RIP Bethesda Launcher: Here’s how its nearly full transfer to Steam will work
Enlarge / Bethesda will finally dispose of its publisher-exclusive PC-game launcher starting in April. (credit: Getty Images / Sam Machkovech)
In a welcome change of pace, a video game maker has announced the retirement of a "launcher" app for PCs, as opposed to announcing and releasing yet another one to a crowded market.
Bethesda Launcher, as maintained by the game maker and publisher of the same name, will fully shut down at some point in "May," the company announced on Tuesday. Thankfully, affected users will get to carry every BL purchase and license over to Valve's Steam storefront starting in "early April."

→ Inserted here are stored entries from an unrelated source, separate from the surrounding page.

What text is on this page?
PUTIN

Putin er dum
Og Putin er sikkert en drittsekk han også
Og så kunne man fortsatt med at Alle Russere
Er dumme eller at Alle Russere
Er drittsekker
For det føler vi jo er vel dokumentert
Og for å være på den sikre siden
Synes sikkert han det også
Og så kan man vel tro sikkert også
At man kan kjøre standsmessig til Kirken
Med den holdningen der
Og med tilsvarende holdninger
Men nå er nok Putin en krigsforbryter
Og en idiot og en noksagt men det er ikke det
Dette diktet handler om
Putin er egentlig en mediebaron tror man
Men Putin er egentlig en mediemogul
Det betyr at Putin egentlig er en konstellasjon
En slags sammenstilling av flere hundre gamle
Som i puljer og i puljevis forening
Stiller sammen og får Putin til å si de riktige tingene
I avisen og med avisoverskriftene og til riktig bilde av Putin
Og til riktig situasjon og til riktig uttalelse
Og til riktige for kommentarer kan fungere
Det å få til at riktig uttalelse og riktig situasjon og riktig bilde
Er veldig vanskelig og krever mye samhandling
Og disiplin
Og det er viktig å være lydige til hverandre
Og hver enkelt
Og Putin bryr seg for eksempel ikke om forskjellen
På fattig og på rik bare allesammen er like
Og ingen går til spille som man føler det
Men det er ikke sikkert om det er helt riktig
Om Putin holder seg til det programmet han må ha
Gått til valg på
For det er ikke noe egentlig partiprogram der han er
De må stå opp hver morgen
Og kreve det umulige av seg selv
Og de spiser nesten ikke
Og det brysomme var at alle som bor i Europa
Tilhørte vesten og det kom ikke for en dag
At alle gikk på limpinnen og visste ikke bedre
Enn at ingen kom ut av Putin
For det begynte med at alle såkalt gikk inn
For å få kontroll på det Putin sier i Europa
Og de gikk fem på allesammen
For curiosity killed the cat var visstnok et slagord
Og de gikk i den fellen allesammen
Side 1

This week's announcement FAQ does not clarify exactly how license transfers will be handled, leaving us to assume that users will log in with their affected credentials to a website and receive a list of Steam redemption codes. In promising news, Bethesda insists that all games' paid DLC and microtransaction currencies will transfer to the Steam versions seamlessly, so long as players log into a Bethesda.net account while in-game. The same goes for Fallout 76's "Fallout 1st" membership, though any recurring subscriptions handled via BL will not auto-renew in April and beyond. Those users will have to set up a new subscription plan via the game's Steam version.